Unfortunately, no. Attackers will adapt to use other techniques (for example, compromised accounts or accounts in free email services). However, anti-phishing protection works much better to detect these other types of phishing methods. The protection layers in EOP are designed work together and build on top of each other.

Do other large email services block unauthenticated inbound email?

Nearly all large email services implement traditional SPF, DKIM, and DMARC checks. Some services have other, more strict checks, but few go as far as EOP to block unauthenticated email and treat them as spoofed messages. However, the industry is becoming more aware about issues with unauthenticated email, particularly because of the problem of phishing.

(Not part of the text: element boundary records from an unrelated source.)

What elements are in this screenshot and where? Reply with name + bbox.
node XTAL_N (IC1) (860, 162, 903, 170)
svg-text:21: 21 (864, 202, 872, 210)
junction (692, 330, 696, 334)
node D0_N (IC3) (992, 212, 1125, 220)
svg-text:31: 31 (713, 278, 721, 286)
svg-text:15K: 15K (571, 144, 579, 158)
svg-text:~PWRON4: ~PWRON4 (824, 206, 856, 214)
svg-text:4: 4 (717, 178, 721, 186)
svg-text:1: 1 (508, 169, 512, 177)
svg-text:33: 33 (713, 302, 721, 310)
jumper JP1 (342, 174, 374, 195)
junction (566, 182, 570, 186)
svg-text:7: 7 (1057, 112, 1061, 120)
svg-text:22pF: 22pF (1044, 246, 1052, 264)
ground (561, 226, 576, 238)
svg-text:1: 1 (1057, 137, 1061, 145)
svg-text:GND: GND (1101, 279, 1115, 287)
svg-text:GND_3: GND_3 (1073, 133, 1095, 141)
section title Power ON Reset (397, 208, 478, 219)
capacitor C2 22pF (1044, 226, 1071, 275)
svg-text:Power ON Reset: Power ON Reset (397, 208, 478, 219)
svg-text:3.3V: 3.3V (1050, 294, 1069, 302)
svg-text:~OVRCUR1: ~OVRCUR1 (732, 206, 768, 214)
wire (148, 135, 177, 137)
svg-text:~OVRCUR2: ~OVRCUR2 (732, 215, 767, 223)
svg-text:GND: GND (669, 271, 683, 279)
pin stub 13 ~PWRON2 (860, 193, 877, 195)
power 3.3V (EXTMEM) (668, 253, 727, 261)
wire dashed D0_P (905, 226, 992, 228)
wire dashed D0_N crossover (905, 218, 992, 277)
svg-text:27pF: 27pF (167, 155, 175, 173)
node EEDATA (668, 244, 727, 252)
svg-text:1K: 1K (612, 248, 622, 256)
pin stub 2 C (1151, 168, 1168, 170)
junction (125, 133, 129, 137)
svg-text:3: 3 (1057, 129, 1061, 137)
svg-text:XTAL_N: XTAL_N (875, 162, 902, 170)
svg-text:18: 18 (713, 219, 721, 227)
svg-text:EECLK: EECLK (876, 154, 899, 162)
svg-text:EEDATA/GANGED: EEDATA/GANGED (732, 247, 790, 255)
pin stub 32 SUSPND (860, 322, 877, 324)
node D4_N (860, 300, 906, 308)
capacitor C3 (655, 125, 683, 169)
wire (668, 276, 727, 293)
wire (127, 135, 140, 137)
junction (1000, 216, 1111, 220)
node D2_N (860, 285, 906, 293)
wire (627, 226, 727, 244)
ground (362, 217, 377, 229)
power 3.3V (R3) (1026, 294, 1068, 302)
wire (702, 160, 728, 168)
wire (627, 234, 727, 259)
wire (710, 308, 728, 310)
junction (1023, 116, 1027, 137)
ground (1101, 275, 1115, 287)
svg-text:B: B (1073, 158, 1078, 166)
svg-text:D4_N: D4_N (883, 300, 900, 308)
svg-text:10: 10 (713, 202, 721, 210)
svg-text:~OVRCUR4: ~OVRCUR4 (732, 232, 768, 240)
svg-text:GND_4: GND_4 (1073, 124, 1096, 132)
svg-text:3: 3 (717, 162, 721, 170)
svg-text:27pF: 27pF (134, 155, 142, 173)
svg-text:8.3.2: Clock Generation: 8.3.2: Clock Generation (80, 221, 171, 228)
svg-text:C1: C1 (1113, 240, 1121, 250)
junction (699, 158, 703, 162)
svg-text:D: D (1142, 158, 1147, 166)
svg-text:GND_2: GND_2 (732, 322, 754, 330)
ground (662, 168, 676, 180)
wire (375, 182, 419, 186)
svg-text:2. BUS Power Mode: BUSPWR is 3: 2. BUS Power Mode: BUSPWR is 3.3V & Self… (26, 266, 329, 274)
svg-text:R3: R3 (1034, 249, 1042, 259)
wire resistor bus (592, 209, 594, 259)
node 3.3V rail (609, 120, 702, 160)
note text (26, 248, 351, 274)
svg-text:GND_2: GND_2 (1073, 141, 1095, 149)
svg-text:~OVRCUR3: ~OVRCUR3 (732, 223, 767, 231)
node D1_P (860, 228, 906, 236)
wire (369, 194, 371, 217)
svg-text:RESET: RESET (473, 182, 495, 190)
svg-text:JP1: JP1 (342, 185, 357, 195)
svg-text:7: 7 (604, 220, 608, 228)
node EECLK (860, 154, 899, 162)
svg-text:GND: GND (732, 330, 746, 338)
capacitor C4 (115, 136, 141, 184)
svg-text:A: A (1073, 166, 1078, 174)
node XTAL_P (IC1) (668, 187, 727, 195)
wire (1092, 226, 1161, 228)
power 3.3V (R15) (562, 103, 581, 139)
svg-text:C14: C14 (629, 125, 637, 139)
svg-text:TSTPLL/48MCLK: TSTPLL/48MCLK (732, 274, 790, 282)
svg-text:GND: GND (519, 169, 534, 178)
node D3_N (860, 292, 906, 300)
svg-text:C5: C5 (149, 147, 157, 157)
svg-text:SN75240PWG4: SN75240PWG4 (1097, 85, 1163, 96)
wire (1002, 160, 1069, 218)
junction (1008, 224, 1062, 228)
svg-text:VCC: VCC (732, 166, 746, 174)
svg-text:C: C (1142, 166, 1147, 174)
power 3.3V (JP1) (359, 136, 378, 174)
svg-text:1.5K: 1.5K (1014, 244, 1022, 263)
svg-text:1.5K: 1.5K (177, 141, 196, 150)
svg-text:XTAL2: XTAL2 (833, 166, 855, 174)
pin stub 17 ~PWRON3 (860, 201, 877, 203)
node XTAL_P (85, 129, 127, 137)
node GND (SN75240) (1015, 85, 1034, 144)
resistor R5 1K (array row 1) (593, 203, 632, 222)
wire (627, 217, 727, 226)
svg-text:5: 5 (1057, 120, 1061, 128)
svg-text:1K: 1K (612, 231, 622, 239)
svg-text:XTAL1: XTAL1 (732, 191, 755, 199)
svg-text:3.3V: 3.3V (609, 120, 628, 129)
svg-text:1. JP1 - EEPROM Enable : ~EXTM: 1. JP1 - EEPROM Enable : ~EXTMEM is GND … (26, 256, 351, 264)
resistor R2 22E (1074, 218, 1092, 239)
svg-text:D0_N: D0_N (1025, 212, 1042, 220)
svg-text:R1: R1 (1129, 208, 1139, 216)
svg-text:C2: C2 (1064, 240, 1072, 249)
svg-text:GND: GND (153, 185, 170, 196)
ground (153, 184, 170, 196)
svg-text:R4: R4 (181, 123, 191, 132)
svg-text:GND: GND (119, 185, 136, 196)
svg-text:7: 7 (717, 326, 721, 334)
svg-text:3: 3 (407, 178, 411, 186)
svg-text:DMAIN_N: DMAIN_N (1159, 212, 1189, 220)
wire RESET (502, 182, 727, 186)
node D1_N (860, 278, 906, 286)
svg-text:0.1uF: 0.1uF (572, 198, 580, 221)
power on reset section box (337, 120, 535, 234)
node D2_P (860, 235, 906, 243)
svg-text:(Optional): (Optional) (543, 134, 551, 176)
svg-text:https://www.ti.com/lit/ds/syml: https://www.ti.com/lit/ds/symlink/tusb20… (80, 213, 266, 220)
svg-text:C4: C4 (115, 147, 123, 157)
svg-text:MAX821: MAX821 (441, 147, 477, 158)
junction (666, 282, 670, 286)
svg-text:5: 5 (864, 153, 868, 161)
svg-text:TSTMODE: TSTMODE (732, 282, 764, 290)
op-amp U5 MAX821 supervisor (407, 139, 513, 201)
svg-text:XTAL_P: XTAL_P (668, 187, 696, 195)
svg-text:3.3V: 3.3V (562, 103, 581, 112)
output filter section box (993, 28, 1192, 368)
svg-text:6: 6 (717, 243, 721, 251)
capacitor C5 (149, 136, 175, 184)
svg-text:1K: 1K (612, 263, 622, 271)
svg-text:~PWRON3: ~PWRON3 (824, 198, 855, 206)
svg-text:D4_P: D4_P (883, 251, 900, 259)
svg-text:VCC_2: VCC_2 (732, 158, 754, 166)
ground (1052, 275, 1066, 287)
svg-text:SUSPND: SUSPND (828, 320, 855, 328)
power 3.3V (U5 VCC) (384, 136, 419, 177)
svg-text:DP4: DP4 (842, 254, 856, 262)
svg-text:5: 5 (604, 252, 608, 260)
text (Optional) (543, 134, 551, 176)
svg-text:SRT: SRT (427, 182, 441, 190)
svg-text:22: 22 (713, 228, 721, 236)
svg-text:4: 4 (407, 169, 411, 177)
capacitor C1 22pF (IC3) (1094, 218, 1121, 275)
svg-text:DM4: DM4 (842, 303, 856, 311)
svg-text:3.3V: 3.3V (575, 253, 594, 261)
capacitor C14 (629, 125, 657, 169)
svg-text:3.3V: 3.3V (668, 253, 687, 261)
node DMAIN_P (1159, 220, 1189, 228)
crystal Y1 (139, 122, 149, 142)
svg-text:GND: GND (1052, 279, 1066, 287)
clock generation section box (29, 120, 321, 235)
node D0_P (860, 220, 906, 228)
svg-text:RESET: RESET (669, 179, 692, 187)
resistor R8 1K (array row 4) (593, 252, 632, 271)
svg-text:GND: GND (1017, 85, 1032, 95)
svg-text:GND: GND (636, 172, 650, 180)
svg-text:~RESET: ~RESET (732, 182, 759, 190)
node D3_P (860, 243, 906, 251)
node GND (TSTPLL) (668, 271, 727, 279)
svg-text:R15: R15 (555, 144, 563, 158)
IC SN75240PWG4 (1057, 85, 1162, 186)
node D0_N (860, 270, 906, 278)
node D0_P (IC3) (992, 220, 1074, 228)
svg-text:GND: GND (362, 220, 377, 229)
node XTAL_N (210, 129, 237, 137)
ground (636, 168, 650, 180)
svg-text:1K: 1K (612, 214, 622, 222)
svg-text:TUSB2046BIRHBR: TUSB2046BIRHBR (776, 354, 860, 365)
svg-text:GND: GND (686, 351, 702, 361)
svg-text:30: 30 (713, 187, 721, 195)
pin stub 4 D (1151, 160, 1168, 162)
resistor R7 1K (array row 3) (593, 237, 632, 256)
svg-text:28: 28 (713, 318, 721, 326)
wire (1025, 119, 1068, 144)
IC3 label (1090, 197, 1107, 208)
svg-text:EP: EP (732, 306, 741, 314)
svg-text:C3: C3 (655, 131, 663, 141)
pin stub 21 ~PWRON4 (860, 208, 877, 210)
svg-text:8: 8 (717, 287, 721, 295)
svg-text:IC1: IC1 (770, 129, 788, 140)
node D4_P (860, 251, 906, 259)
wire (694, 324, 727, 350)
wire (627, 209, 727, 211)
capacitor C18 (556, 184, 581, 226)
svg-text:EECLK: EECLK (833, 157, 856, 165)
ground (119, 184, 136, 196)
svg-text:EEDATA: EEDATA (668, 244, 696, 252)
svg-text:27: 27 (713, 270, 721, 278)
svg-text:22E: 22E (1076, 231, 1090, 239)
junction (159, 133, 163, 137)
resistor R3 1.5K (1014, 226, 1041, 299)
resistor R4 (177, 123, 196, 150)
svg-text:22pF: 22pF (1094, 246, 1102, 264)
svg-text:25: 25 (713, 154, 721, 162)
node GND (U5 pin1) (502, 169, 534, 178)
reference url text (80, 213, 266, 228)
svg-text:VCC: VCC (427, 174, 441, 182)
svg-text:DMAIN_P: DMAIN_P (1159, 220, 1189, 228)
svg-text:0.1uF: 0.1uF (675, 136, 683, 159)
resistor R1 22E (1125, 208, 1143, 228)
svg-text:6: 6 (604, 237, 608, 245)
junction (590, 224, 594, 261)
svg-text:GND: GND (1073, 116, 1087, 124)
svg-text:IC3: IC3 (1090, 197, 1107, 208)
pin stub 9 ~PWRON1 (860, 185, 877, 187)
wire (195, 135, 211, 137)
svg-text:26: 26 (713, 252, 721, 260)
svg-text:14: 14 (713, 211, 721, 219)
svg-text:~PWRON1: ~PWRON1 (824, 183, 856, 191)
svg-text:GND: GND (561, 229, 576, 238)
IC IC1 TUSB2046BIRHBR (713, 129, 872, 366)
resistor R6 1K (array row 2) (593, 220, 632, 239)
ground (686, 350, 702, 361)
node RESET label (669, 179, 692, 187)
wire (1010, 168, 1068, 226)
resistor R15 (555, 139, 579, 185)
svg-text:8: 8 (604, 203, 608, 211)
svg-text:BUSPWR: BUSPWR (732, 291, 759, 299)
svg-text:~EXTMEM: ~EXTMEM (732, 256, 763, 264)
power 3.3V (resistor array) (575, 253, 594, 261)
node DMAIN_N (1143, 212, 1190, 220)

Do I still need to enable the Advanced Spam Filter setting "SPF record: hard fail" ('MarkAsSpamSpfRecordHardFail') if I enable anti-spoofing?

No. This ASF setting is no longer required. Anti-spoofing protection considers both SPF hard fails and a much wider set of criteria. If you have anti-spoofing enabled and the SPF record: hard fail (MarkAsSpamSpfRecordHardFail) turned on, you will probably get more false positives.

We recommend that you disable this feature as it provides almost no additional benefit for detecting spam or phishing message, and would instead generate mostly false positives. For more information, see Advanced Spam Filter (ASF) settings in EOP.

Does Sender Rewriting Scheme help fix forwarded email?

SRS only partially fixes the problem of forwarded email. By rewriting the SMTP MAIL FROM, SRS can ensure that the forwarded message passes SPF at the next destination. However, because anti-spoofing is based upon the From address in combination with the MAIL FROM or DKIM-signing domain (or other signals), it's not enough to prevent SRS forwarded email from being marked as spoofed.